Mi impressiona sempre constatare che i fattori economici, che tanto condizionano e preoccupano la nostra politica, siano così sottovalutati quando riguardano la crisi climatico-ambientale. Se aumenta il prezzo del gas, sono tutti pronti a correre ai ripari stanziando decine di miliardi; ma non si fa quasi niente per prevenire il danno economico dovuto alla crisi climatica. Eppure si tratta di10 miliardi per il solo 2022, con tendenza alla crescita negli anni a venire. Certo, si sono spesi 6,2 miliardi per il MOSE a Venezia (dato ufficiale del maggio 2022, comprensivo di tangenti e sprechi), altre cifre non meno impressionanti sono previste o stanziate per altri danni legati al clima, ma quando si parla della produzione di energia pulita ci si preoccupa che possa essere un po’ più costosa o meno efficiente del fossile, e si lesina sugli investimenti. L’obiettivo attuale, sembra di capire, è l’autosufficienza energetica, non la riduzione – drastica, se possibile – delle e emissioni di gas serra. Ma poi costosa per chi? Per la generalità del mondo sarebbero investimenti produttivi, non solo in quanto freno all’aumento delle temperature, alle siccità, alle carestie, alle alluvioni ed ai costi relativi, ma anche per le vite salvate dalle catastrofi cosiddette naturali e dall’inquinamento: quest’ultimo fenomeno, da solo, provoca nel mondo qualcosa come 8 milioni di morti premature l’anno (dati OMS) ed è dovuto esclusivamente all’uso di combustibili fossili.

E vogliamo parlare del risparmio energetico, praticamente assente dalla legge finanziaria?

Ma il 2022 ci regala un altro fenomeno eccezionale: la lunga ondata di freddo polare nel nord America. Un altro record nella storia della meteorologia, i cui costi in vite umane crescono di giorno in giorno e i cui effetti economici non sono ancora stati calcolati. Dicono gli esperti che i due fenomeni – il caldo e il freddo abnormi – sono le due facce d’una stessa medaglia, tenute insieme da meccanismi planetari per me finora sconosciuti, come i jet stream (scusi onorevole: correnti a getto) che percorrono i due emisferi al di sopra della troposfera. Come i mari e gli oceani, anche l’atmosfera è percorsa da correnti continue, immense e velocissime, che ci ricordano che la Terra è un’unità non interrotta dai confini politici né dalle sfere d’influenza, anzi un unico organismo con il suo respiro e la sua circolazione.

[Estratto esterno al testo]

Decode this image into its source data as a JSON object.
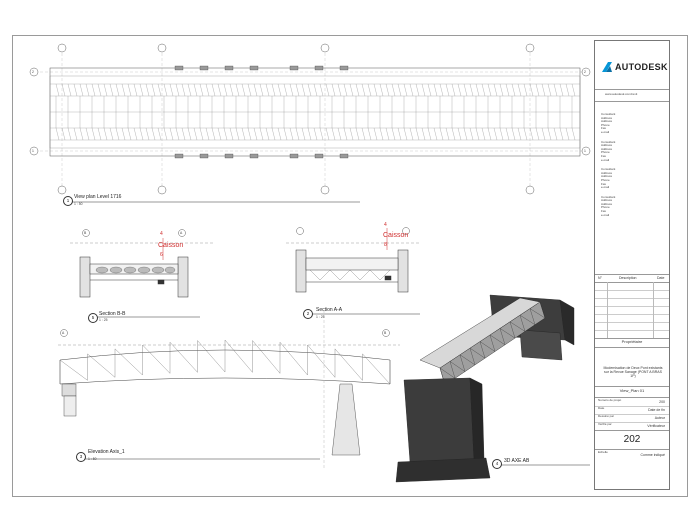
{
  "brand": {
    "name": "AUTODESK",
    "tagline": "www.autodesk.com/revit"
  },
  "title_block": {
    "consultants": [
      {
        "lines": [
          "Consultant",
          "Address",
          "Address",
          "Phone",
          "Fax",
          "e-mail"
        ]
      },
      {
        "lines": [
          "Consultant",
          "Address",
          "Address",
          "Phone",
          "Fax",
          "e-mail"
        ]
      },
      {
        "lines": [
          "Consultant",
          "Address",
          "Address",
          "Phone",
          "Fax",
          "e-mail"
        ]
      },
      {
        "lines": [
          "Consultant",
          "Address",
          "Address",
          "Phone",
          "Fax",
          "e-mail"
        ]
      }
    ],
    "rev_headers": {
      "no": "N°",
      "description": "Description",
      "date": "Date"
    },
    "owner": "Propriétaire",
    "project_name": "Modernisation de Deux Pont existants sur la Revue Sanage (PONT A BRAS 1P)",
    "sheet_name": "View_Plan 01",
    "fields": [
      {
        "label": "Numéro de projet",
        "value": "200"
      },
      {
        "label": "Date",
        "value": "Date de fin"
      },
      {
        "label": "Dessiné par",
        "value": "Auteur"
      },
      {
        "label": "Vérifié par",
        "value": "Vérificateur"
      }
    ],
    "sheet_number": "202",
    "scale_label": "Echelle",
    "scale_value": "Comme indiqué"
  },
  "views": [
    {
      "num": "1",
      "title": "View plan Level 1716",
      "scale": "1 : 50"
    },
    {
      "num": "5",
      "title": "Section B-B",
      "scale": "1 : 25"
    },
    {
      "num": "2",
      "title": "Section A-A",
      "scale": "1 : 25"
    },
    {
      "num": "3",
      "title": "Elevation Axis_1",
      "scale": "1 : 50"
    },
    {
      "num": "4",
      "title": "3D AXE AB",
      "scale": ""
    }
  ],
  "annotations": {
    "caisson_left": "Caisson",
    "caisson_right": "Caisson",
    "left_marks": [
      "4",
      "6"
    ],
    "right_marks": [
      "4",
      "8"
    ]
  },
  "grid_labels": {
    "a": "A",
    "b": "B",
    "one": "1",
    "two": "2"
  }
}
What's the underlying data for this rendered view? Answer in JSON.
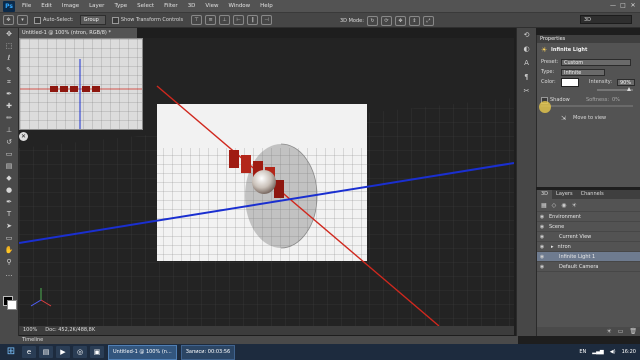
{
  "app": {
    "logo": "Ps",
    "menus": [
      "File",
      "Edit",
      "Image",
      "Layer",
      "Type",
      "Select",
      "Filter",
      "3D",
      "View",
      "Window",
      "Help"
    ]
  },
  "window_controls": [
    "—",
    "□",
    "✕"
  ],
  "options": {
    "auto_select_label": "Auto-Select:",
    "group_value": "Group",
    "show_transform_label": "Show Transform Controls",
    "mode_3d_label": "3D Mode:",
    "workspace": "3D"
  },
  "document": {
    "tab_title": "Untitled-1 @ 100% (ntron, RGB/8) *",
    "zoom": "100%",
    "doc_size": "Doc: 452,2K/488,8K"
  },
  "timeline_label": "Timeline",
  "properties": {
    "tab": "Properties",
    "title": "Infinite Light",
    "preset_label": "Preset:",
    "preset_value": "Custom",
    "type_label": "Type:",
    "type_value": "Infinite",
    "color_label": "Color:",
    "intensity_label": "Intensity:",
    "intensity_value": "90%",
    "shadow_label": "Shadow",
    "softness_label": "Softness:",
    "softness_value": "0%",
    "move_to_view": "Move to view"
  },
  "layers_panel": {
    "tabs": [
      "3D",
      "Layers",
      "Channels"
    ],
    "rows": [
      {
        "name": "Environment",
        "indent": 0,
        "selected": false
      },
      {
        "name": "Scene",
        "indent": 0,
        "selected": false
      },
      {
        "name": "Current View",
        "indent": 1,
        "selected": false
      },
      {
        "name": "ntron",
        "indent": 1,
        "selected": false
      },
      {
        "name": "Infinite Light 1",
        "indent": 1,
        "selected": true
      },
      {
        "name": "Default Camera",
        "indent": 1,
        "selected": false
      }
    ]
  },
  "taskbar": {
    "task_ps": "Untitled-1 @ 100% (n...",
    "task_rec": "Записи:  00:03:56",
    "lang": "EN",
    "time": "16:20"
  },
  "colors": {
    "accent_grid_red": "#d0281e",
    "accent_grid_blue": "#1a2fd0",
    "panel_bg": "#535353"
  }
}
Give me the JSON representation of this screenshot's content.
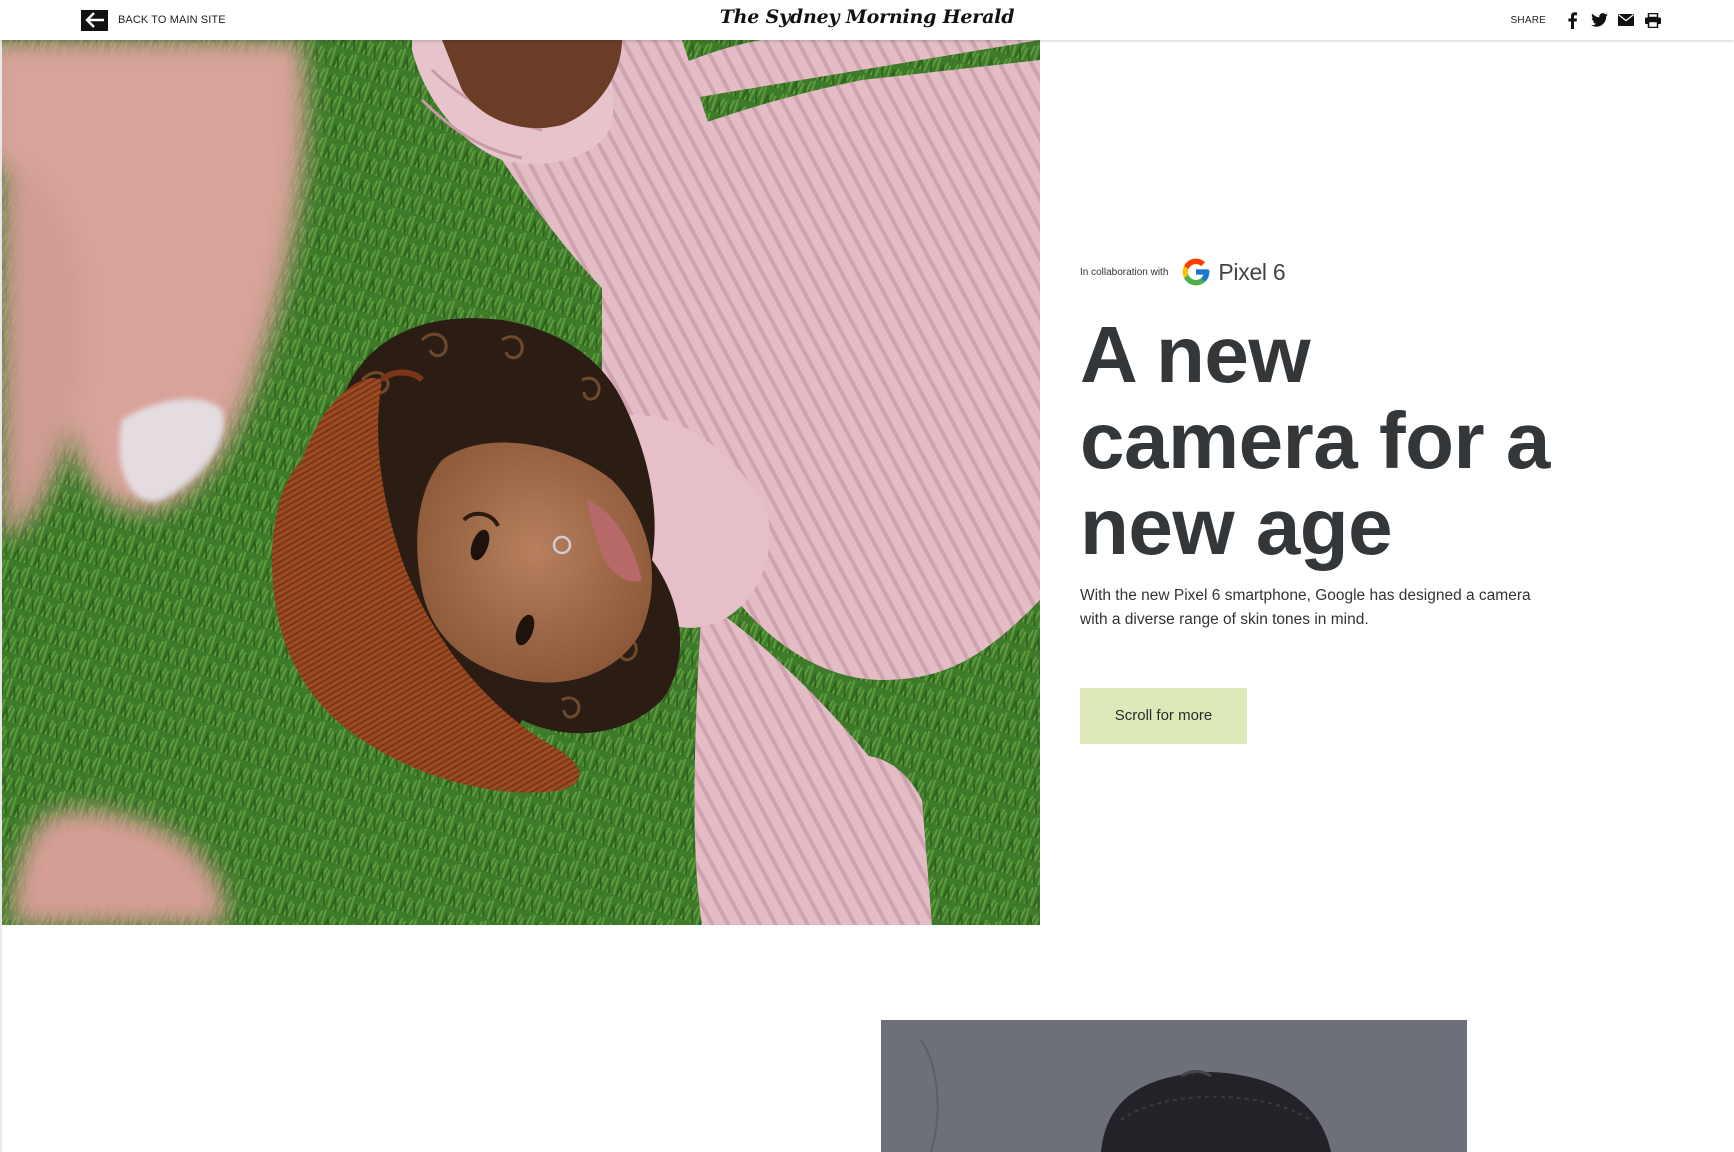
{
  "header": {
    "back_label": "BACK TO MAIN SITE",
    "masthead": "The Sydney Morning Herald",
    "share_label": "SHARE",
    "share_buttons": [
      "facebook-icon",
      "twitter-icon",
      "email-icon",
      "print-icon"
    ]
  },
  "hero": {
    "collab_label": "In collaboration with",
    "brand_label": "Pixel 6",
    "headline": "A new camera for a new age",
    "standfirst": "With the new Pixel 6 smartphone, Google has designed a camera with a diverse range of skin tones in mind.",
    "cta_label": "Scroll for more"
  },
  "colors": {
    "cta_background": "#dde9b8",
    "headline": "#34373a",
    "grass": "#3e7a2c",
    "sweater": "#e2b9c4",
    "hat": "#9a4a22"
  }
}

Un unico organismo che da almeno cento anni stiamo intossicando e impoverendo.

Perciò auguriamoci che i prossimi anni ci vedano rinsavire e che i futuri almanacchi assomiglino più a quelli del passato, quando le stagioni avevano una maggior corrispondenza con il calendario. E speriamo che la politica, in tutto il mondo, se ne occupi seriamente, invece di pensare ai burqa, all’hijab, alle operazioni militari speciali, o ai “dispensatori”.